Beetle 树莓派RP2350 - 便携INA219功率计

Beetle 树莓派RP2350 - 便携INA219功率计

本文介绍了 DFRobot Beetle RP2350 开发板结合 INA219 模块实现功率计，并通过 LabVIEW 上位机串口采集 INA219 电流、电压数据的项目设计。

项目介绍

本项目包括 INA219（关键部件）芯片介绍、工作原理、参数特点等信息，在此基础上实现工程代码编写、硬件测试等流程，最终实现功率计制作。结合LabVIEW上位机，实现功率数据采集和曲线分析等。

INA219 模块

DFRobot Gravity：I2C数字功率计 是一款可测量 26V, 8A 以内各类电子模块、用电设备的电压、电流和功率，最大相对误差不超过±0.2%的高分辨、高精度、大量程测量模块（首次使用需进行手动校准）。

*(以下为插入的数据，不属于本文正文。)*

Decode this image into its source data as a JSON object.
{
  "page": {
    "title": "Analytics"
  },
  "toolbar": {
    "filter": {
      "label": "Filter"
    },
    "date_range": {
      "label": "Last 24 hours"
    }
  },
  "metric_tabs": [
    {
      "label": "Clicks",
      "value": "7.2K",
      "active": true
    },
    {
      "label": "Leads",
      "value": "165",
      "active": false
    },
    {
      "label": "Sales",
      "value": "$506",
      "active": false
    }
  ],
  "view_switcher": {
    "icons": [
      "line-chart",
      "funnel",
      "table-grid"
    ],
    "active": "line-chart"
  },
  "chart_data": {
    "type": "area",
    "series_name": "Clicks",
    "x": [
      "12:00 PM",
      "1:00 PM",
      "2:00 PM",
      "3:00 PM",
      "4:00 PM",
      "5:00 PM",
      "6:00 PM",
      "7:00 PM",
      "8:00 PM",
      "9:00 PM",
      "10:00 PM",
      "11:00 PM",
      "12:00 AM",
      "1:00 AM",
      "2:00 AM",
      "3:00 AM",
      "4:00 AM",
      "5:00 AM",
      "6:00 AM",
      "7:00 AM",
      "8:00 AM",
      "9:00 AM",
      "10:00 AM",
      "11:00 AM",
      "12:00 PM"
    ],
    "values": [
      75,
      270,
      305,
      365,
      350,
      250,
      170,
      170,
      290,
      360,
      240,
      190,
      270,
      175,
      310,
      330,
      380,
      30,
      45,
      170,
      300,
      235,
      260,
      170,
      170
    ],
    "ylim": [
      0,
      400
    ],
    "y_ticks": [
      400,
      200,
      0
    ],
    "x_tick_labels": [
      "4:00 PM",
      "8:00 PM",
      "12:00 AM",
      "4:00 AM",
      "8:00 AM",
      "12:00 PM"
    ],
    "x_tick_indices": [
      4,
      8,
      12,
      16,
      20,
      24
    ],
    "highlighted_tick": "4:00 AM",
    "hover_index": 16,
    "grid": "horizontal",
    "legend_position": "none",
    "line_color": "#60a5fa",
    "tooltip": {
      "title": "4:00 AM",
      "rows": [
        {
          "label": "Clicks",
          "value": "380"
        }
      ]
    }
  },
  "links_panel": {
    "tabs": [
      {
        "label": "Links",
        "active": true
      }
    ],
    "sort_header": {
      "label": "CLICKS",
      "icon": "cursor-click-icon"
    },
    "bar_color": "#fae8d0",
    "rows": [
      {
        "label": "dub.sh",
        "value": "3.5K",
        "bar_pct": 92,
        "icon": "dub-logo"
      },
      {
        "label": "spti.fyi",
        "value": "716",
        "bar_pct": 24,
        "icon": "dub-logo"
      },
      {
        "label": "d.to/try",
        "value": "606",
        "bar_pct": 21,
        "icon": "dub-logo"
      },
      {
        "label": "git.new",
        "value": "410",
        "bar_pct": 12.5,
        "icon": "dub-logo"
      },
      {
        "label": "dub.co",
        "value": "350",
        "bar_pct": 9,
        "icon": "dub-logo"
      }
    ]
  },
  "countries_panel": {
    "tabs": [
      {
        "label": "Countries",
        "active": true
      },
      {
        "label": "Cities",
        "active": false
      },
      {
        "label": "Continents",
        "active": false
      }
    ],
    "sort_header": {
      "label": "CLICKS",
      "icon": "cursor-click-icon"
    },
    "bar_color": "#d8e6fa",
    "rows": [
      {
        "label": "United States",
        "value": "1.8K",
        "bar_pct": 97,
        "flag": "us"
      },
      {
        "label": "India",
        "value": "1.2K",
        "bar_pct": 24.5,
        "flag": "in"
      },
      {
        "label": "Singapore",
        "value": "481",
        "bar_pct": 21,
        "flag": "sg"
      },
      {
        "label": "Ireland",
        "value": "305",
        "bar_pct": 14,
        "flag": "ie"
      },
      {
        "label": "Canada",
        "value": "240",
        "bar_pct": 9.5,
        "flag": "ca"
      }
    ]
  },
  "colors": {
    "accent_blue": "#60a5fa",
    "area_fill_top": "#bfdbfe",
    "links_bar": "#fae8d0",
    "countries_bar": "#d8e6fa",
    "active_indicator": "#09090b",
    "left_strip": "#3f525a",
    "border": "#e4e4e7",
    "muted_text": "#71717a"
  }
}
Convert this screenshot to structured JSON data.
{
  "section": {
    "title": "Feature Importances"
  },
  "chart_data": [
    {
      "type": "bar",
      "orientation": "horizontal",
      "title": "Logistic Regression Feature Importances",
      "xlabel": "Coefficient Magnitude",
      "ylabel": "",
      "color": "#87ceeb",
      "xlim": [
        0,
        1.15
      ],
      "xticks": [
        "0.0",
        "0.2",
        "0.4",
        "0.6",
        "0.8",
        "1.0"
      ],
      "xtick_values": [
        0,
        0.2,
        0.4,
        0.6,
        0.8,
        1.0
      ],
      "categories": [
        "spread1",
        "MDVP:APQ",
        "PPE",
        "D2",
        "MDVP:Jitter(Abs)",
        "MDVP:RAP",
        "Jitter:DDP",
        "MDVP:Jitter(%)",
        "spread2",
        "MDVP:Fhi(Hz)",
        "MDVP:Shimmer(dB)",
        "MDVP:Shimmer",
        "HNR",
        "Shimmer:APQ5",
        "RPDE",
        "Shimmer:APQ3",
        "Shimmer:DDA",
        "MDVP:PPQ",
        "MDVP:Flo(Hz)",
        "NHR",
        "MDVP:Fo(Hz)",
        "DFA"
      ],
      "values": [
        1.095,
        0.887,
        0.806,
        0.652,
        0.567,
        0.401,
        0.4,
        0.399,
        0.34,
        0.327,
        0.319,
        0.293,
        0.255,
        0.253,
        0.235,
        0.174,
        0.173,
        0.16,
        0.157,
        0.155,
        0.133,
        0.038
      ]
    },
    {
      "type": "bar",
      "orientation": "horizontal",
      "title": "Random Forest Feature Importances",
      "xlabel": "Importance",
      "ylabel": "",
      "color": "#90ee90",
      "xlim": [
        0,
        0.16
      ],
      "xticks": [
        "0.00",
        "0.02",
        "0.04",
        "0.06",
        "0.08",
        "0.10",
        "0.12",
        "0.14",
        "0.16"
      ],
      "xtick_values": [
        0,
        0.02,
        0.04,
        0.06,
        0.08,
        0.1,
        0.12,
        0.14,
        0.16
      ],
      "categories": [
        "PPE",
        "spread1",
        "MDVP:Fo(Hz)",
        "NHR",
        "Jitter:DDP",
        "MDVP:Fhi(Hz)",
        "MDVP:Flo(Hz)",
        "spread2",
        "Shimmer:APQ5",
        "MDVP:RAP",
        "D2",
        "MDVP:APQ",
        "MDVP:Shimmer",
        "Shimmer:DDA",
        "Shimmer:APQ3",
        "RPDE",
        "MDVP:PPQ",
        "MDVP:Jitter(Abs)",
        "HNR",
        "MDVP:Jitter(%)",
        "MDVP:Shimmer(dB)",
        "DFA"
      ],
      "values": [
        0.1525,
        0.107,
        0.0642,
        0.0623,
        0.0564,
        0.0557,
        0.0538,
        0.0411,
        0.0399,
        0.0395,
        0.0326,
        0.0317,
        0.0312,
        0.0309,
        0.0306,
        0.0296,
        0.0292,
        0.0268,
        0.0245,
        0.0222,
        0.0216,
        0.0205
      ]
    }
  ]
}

可用于太阳能系统、电池库仑计、电机、主控板或电子模块的功耗测量、电池续航评估与实时电源参数在线监控。

模块采用 TI INA219 零温漂电流/功率监控芯片和 2W 大功率低温漂 10mΩ 合金采样电阻，

电压和电流分辨率分别可达 4mV 与 1mA，

在满量程测量条件下，电压与电流的最大测量相对误差不超过±0.2%，

并提供4个可通过拨码开关配置的I2C地址。

模块可对双向高侧电流（流经电源或电池正极的电流）进行准确测量，这在太阳能或库仑计应用，电池既需要充电，也需要放电的场合尤为有用，

用户可通过电流的正负读数了解电池的充放电状态，也可以了解电池的冲放电的实时电压、电流与功率。

在电机应用场景，可通过实时监控电机电流是否由于堵转或负载过大导致电流过大，从而及时采取保护措施。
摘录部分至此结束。